United States v. Trout

28 F. Cas. 223 | D. Ind. | 1867

McDonald, District Judge.

At the present term, the defendant [John B.] Trout was indicted for having in his' possession three counterfeit United States treasury notes, of the denomination of fifty dollars, with intent to pass them. On a plea of not guilty, the jury found him as charged in the indictment. His counsel now move in arrest of-judgment on this verdict.

There are three counts in the indictment on three several counterfeit treasury notes.

First, it is contended that the judgment ought to be arrested, because the conclusion of each of the counts is bad. The first and second counts conclude “contrary to the form of the acts of congress in such ease made and provided.” The conclusion of the third is the same, except that “act” instead of “acts” is employed. It is urged that there is but one act of congress on the subject of this indictment; and that' therefore the conclusion, “contrary to the acts,” in the first and second counts, is bad. “The rule given in the old writers is, that where an offense is prohibited by several independent statutes, it was necessary to conclude in the plural; but now the better opinion seems to be that a conclusion in the singular will suffice.” Whart. Am. Cr. Law, § 412. The old doctrine has been followed in Indiana. State v. Moses, 7 Blackf. 244; State v. Hunter. 8 Blackf. 212; Francisco v. State, 1 Ind. 179. But I think the weight of authority is against these Indiana decisions. And if even I am wrong in this view, it would not follow that an indictment on a single statute concluding in the plural is bad. Indeed, the supreme court of Indiana has held that an indictment on a single statute concluding in the plural is good. Carter v. State, 2 Ind. 617. But be all this as it may, it is certain that if there be one good count in this indictment, the judgment cannot be arrested. Here the first and second counts conclude in the plural, and the third in the singular; and there is a general verdict of guilty on all. Under these circumstances, it is impossible to arrest the judgment on the ground that the counts conclude wrong; for one of them at least must conclude right.

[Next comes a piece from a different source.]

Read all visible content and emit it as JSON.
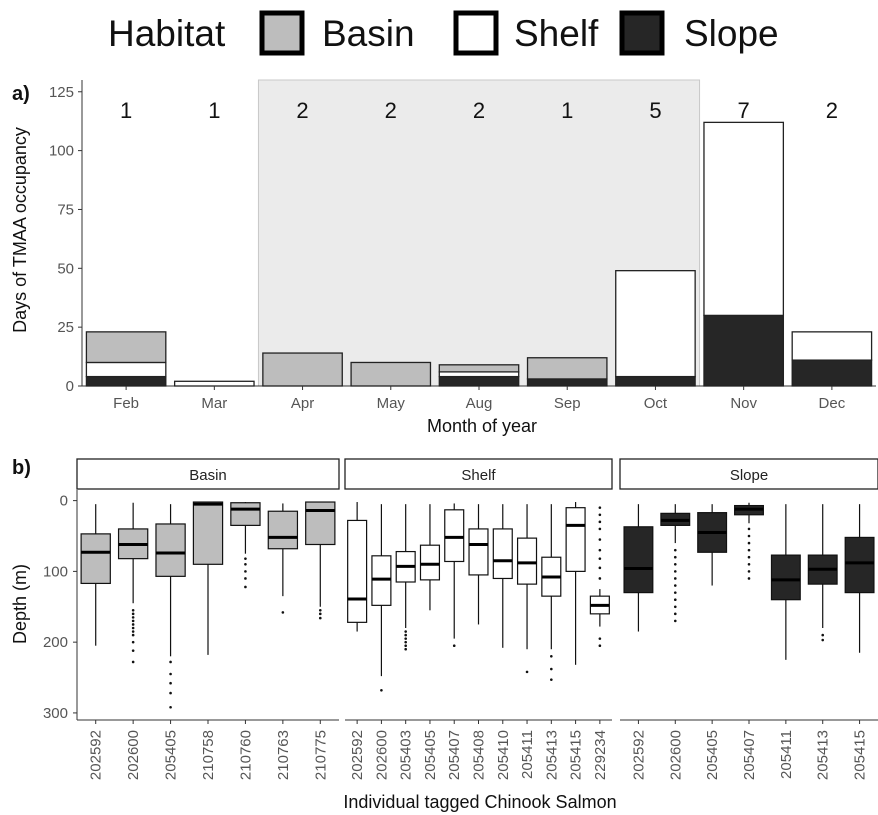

Secondly, in support of the motion in arrest, it is urged that, as the indictment is framed on the 10th section of the act of June 30, 1S04 [13 Stat. 221], which provides for the punishment of persons who “shall have or keep in possession or conceal any false, forged, counterfeited, or altered obligation or other security” of the United States, with intent to pass the same, the indictment ought to have alleged in terms that the forged notes in question are such “obligations or securities.” The 13th section of the act declares that “the words ‘obligation or other security of the United States’ used in this act shall be held to include and mean all bonds, coupons, national currency, United States notes, treasury notes,” etc. 13 Stat. 222. The 10th section of this act, therefore, undoubtedly reaches the forged notes in question. These, as copied in the indictment, on their face purport to be United States treasury notes,—“securities for the United States.” There is, therefore, no use in alleging in the indictment the name of these instruments. No name need be given them. Yet, in fact, the indictment does describe them as “false, forged, and counterfeit treasury notes”; and it copies them. This surely is enough, without adding, in the language of the 10th section of the act, that they were “obligations or other securities of the United States.”

Thirdly, it is insisted in support of this motion, that the indictment ought to have averred that these counterfeit treasury notes were made in the resemblance of the genuine ones. In describing counterfeit coin, it is usual to aver that it is made in the likeness and resemblance of the genuine. And, in that case, such an averment may be necessary; though there are some English precedents to the contrary. Archb. Cr. Prac. & Pl. 571. But in charging a forgery of paper money, I have found no precedent containing the averment in question. On the contrary, there are many precedents not containing it. Archb. Cr. Prac. & Pl. 289; Whart. Prec. Ind. 313. This view of the question has been sustained by the supreme court of Illinois. Swain v. People, 4 Scam. 178. The motion in arrest is overruled.